© Reuters. U.S. dollar notes are seen in this picture illustration
By Vatsal Srivastava
SINGAPORE (Reuters) – The dollar held close to its 2019 high on Tuesday as U.S.-Sino trade tensions and global growth worries underpinned the greenback’s safe-haven appeal, while the euro and the British pound were hurt by troubles of their own.
Investors are focusing on high level trade talks in China this week where Washington is expected to keep pressing Beijing on long-standing demands that it make sweeping structural reforms to protect American companies’ intellectual property, to end policies aimed at forcing the transfer of technology to Chinese companies, and curb industrial subsidies.
“The dollar is benefiting from the investor nervousness around the trade talks,” said Sim Moh Siong, currency strategist at Bank of Singapore.
“Beyond its safe haven appeal, the dollar is still the highest yielding currency in the developed world and with all major central banks turning dovish, the greenback seems relatively attractive.”
This week’s talks come as the world’s two largest economies try to hammer out a deal before a March 1 deadline, after which U.S. tariffs on $200 billion worth of Chinese imports are scheduled to increase to 25 percent from 10 percent.
Financial markets have been roiled by the trade tensions over the past year, with business sentiment taking a hit around the world as the fallout of the U.S.-China dispute disrupted factory activity and hurt global growth.
The dollar has gained on other safe havens such as the yen and franc over the last week. It was steady against the yen at 110.37 and a touch higher versus the Swiss franc at 1.0040.

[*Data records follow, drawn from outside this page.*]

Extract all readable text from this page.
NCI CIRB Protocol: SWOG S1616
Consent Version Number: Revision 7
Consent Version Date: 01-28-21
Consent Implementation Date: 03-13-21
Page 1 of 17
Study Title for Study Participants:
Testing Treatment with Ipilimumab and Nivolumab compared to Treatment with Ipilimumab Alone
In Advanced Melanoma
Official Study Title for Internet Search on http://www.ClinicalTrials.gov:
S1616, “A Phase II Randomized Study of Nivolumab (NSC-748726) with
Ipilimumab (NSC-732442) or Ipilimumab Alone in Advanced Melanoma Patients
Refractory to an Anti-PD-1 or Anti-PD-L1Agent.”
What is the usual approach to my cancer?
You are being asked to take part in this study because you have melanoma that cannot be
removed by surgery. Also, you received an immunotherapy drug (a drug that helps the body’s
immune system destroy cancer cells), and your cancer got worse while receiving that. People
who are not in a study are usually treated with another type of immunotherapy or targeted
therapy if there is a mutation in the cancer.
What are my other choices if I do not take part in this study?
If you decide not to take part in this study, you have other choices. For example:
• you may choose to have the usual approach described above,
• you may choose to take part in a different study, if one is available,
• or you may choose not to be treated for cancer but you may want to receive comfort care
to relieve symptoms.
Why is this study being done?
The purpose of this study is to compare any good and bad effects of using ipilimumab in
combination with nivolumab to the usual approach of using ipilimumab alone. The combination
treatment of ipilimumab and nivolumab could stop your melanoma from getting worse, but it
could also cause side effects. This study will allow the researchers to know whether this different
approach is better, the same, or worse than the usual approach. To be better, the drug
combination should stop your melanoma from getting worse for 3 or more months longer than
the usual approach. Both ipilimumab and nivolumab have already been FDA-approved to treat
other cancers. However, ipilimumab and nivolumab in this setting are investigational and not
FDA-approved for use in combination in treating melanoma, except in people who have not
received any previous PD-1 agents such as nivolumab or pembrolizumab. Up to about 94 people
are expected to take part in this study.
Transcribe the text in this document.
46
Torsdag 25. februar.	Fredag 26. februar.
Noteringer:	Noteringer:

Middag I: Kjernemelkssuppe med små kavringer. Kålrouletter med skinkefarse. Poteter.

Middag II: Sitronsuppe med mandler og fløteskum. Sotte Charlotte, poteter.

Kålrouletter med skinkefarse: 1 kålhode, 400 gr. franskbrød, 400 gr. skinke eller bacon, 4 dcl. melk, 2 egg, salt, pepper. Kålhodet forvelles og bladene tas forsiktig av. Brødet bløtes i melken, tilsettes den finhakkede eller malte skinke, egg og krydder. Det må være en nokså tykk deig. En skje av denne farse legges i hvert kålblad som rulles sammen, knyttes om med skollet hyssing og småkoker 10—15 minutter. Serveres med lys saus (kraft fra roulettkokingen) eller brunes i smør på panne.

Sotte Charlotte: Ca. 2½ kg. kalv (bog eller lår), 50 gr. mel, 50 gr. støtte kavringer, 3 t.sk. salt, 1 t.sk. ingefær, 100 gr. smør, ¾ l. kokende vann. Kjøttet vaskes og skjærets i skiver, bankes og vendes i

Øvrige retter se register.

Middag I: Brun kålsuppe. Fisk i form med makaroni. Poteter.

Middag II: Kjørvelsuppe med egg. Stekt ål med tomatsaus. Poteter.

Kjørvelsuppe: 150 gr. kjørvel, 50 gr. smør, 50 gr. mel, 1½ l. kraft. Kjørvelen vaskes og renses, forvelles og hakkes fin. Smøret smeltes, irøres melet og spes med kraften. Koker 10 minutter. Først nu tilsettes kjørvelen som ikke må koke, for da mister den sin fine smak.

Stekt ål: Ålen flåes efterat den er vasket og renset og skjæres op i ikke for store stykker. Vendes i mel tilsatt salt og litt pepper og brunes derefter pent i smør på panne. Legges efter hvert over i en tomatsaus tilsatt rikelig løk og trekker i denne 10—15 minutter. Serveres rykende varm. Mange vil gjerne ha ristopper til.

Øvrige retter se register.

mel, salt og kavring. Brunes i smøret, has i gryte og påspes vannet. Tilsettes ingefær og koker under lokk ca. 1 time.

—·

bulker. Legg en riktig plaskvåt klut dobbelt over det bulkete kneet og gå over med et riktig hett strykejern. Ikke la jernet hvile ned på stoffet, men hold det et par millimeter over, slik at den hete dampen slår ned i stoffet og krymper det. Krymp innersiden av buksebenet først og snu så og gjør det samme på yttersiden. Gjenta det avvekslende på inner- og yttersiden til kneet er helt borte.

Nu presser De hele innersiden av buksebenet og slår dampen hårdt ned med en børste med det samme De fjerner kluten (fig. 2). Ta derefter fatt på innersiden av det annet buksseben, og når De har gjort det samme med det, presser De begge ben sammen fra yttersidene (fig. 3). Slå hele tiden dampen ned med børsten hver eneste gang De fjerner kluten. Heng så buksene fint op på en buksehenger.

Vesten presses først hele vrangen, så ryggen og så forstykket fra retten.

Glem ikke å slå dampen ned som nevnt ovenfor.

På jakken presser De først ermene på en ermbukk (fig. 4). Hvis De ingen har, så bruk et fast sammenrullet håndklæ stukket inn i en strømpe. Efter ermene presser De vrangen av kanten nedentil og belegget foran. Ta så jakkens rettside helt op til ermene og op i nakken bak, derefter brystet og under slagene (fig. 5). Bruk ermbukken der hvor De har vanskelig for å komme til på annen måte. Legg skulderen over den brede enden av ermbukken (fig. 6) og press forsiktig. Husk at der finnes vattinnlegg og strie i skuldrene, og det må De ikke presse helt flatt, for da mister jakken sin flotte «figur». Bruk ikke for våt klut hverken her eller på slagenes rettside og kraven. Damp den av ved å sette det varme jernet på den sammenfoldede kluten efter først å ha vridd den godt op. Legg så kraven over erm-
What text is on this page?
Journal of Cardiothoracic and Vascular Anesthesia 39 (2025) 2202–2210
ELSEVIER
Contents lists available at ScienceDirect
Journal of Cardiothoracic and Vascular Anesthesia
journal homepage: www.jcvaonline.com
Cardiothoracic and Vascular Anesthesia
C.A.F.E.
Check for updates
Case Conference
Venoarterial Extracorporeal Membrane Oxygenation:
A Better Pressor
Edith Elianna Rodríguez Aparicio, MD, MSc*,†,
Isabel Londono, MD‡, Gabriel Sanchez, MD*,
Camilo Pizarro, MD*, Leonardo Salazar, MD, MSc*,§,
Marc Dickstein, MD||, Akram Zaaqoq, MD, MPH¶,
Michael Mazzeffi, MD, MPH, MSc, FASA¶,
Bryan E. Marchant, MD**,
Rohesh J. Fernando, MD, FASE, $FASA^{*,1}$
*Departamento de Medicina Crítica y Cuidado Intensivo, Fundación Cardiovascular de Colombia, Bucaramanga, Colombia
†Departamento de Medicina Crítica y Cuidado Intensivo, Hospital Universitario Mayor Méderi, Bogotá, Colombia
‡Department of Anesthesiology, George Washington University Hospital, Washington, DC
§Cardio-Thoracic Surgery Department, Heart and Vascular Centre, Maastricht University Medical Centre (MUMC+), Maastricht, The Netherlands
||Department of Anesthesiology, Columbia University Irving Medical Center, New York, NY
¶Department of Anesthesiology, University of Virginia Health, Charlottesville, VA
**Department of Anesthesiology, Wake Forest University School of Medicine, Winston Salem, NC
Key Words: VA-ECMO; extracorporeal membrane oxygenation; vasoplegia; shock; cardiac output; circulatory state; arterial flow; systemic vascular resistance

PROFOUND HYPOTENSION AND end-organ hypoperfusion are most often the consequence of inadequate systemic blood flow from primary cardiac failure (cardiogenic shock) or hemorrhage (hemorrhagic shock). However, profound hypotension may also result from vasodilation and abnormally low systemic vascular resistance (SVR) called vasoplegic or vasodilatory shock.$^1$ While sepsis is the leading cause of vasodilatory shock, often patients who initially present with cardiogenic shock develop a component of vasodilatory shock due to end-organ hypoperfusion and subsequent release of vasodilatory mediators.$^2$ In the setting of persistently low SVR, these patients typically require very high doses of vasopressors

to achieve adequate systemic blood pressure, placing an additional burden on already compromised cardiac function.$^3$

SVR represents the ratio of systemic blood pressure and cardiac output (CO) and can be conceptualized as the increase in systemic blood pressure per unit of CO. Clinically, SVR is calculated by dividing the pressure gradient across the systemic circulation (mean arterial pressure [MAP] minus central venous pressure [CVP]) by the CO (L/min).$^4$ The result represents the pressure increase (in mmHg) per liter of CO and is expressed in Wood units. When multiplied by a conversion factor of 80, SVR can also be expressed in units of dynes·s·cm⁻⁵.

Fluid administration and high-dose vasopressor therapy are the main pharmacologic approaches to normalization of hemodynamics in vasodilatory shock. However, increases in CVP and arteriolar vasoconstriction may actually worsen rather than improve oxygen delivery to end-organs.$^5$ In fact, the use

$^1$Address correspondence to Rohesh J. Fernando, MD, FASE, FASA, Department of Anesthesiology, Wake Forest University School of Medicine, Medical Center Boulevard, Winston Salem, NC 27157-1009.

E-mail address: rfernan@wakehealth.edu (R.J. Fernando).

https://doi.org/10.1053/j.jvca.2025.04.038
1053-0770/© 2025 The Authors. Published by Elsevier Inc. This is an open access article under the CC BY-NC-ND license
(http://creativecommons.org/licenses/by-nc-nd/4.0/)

The was steady at 97.06, after advancing 0.45 percent in the previous session, its largest percentage gain since Jan. 24. The index has risen for eight straight sessions, mainly thanks to a tumbling euro, which has the largest weighting in the index.
The single currency was off slightly at $1.1272 in early Asian trade, having lost nearly half a percent on Monday. The euro has weakened for six consecutive sessions, and traders expect further losses now that the crucial psychological support of $1.13 has been broken.
“The next level of support for is the November low of 1.1215 which should be tested quickly,” said Kathy Lien, managing director of currency strategy at BK Asset Management.
The European Central Bank is expected to maintain a highly accommodative monetary policy this year as growth slows in the eurozone and inflation stays low. Last week, the European Commission sharply cut its forecasts for euro zone growth for this year and next.
Elsewhere, sterling was marginally higher at $1.2857, after tumbling 0.75 percent in the previous session. Analysts expect the British pound to remain volatile due to the uncertainty surrounding Brexit.
The British parliament is set to hold a debate on Brexit on Feb. 14 where Prime Minister Theresa May is seeking changes to her deal with Brussels after it was rejected by a record majority in parliament last month.